Pizza Or Not Pizza is simple, but that is exactly what makes it valuable. It demonstrates how to go from a raw image dataset to a working browser-based computer vision app.

Learning transfer learning in practicle

This project is a concrete exemple of transfer learning. Instead of training a large model end to end, it reuses visual featues learned by MobileNet and applies them to a much smaller binary classification problem.

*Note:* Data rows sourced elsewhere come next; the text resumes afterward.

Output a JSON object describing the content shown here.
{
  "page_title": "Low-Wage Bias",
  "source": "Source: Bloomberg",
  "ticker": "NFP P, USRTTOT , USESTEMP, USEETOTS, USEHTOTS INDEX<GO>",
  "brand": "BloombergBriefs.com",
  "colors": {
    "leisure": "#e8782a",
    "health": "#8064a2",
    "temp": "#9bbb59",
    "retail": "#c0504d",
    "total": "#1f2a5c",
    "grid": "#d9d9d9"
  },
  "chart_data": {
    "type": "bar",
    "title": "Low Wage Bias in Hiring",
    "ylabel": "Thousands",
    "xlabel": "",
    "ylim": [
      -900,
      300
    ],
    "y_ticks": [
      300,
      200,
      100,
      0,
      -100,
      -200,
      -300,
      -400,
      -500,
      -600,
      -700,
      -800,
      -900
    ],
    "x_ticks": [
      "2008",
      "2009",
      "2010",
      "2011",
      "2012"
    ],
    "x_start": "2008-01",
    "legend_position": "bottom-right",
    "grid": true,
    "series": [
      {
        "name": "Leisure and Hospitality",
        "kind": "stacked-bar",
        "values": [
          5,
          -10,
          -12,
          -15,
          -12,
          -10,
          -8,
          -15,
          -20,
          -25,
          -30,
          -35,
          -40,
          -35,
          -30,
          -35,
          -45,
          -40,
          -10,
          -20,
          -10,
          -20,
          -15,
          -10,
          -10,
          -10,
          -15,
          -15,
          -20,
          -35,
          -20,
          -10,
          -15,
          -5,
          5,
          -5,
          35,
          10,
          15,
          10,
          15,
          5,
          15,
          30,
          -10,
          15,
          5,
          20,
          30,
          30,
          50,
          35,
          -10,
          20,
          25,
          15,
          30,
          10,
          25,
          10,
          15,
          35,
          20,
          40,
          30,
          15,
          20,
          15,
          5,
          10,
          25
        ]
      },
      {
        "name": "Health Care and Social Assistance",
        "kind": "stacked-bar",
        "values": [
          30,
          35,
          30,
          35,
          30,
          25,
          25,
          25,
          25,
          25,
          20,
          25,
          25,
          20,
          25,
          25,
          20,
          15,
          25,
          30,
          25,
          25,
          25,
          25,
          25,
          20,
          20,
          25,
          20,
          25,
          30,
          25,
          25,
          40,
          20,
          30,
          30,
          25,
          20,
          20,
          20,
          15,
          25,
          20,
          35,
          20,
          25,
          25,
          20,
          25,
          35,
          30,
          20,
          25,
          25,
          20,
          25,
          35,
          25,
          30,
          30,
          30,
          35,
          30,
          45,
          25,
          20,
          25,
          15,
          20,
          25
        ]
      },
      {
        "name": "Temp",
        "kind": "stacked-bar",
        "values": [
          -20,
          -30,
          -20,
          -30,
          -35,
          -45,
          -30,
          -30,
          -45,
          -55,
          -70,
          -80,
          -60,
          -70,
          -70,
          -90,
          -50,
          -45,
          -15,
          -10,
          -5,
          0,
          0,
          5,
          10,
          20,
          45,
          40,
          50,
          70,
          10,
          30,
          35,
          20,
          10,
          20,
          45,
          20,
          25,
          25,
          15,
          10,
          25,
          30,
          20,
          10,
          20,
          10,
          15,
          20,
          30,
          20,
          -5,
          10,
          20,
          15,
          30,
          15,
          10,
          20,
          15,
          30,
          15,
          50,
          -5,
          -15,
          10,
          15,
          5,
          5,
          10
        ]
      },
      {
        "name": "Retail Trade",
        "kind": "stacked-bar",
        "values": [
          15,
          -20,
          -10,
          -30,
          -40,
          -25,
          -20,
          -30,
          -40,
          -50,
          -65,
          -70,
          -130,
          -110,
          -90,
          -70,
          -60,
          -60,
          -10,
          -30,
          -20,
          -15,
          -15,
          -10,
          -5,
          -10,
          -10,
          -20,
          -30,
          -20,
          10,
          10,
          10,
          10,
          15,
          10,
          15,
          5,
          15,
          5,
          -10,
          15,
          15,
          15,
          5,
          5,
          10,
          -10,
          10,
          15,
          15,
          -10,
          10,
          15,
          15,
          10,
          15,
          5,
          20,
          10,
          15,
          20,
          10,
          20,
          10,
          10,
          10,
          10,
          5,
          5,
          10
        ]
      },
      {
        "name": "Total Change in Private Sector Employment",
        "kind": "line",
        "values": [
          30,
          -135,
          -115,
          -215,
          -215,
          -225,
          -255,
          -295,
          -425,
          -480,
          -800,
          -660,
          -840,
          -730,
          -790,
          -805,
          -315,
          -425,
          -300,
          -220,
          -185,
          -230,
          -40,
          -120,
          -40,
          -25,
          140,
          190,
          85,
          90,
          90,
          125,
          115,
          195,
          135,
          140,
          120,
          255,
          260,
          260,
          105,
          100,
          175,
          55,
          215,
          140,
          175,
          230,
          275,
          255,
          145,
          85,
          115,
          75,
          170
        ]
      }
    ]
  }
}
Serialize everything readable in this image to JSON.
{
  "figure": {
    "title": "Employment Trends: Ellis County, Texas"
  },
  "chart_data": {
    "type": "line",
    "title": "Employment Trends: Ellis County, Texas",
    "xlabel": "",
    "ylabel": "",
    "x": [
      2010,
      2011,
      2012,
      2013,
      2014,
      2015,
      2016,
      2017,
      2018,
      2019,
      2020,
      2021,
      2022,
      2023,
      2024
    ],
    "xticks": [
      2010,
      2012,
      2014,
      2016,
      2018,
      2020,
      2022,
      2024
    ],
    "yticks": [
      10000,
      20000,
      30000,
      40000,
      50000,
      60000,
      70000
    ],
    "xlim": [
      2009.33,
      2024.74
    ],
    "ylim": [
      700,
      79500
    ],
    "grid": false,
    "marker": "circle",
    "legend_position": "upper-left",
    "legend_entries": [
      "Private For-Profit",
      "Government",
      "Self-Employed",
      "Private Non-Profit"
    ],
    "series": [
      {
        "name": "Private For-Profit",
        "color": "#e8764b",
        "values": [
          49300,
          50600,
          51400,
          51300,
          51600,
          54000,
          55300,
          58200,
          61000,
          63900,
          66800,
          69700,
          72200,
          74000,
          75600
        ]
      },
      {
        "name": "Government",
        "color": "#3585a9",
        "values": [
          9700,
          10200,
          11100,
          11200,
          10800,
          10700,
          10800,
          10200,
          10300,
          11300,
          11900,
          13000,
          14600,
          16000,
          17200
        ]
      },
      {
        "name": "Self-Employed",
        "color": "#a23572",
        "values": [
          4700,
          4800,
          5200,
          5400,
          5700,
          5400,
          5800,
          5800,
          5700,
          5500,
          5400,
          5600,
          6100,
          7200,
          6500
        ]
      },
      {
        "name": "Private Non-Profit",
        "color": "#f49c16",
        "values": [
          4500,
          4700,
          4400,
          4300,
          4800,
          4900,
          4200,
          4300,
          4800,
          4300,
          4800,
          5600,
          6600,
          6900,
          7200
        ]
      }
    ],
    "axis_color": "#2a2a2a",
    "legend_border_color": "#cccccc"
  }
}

That made it possible to focus on :

dataset handling,
interactive inference,
browser deployment,
and user-facing experimentations.

From toy problem to real ML intuition

Even though the classification target is playful, the underlying ideas are serious. The project introduces concepts that show up everywhere in applied ML:

pretrained feature extraction
lightweight classifiers
real-time webcam inference
interactive error correction
and deployment in a simple front-end environment.

Results and takeaways

The final result is a lightweight web app that can classify webcam images as pizza or not pizza directly in the browser. The system is simple, fast to launch, and easy to understand, making it a strong example of accessible machine learning prototyping

More importantly, the project help me understand how to bridge the gap between a dataset and an interactive demo. It showed that even a small classifier can become engaging when paired with a responsive interface, real-time feedback, and the ability to correct model mistakes on the fly.

javascript

if (result.label === "pizza") {
  console.log("Pizza detected 🍕");
} else {
  console.log("Not pizza");
}

Pizza Or Not Pizza may have started as a playful experiment, but i became very concrete introduction to transfer learning, browser-based AI, and interactive computer vision workflows.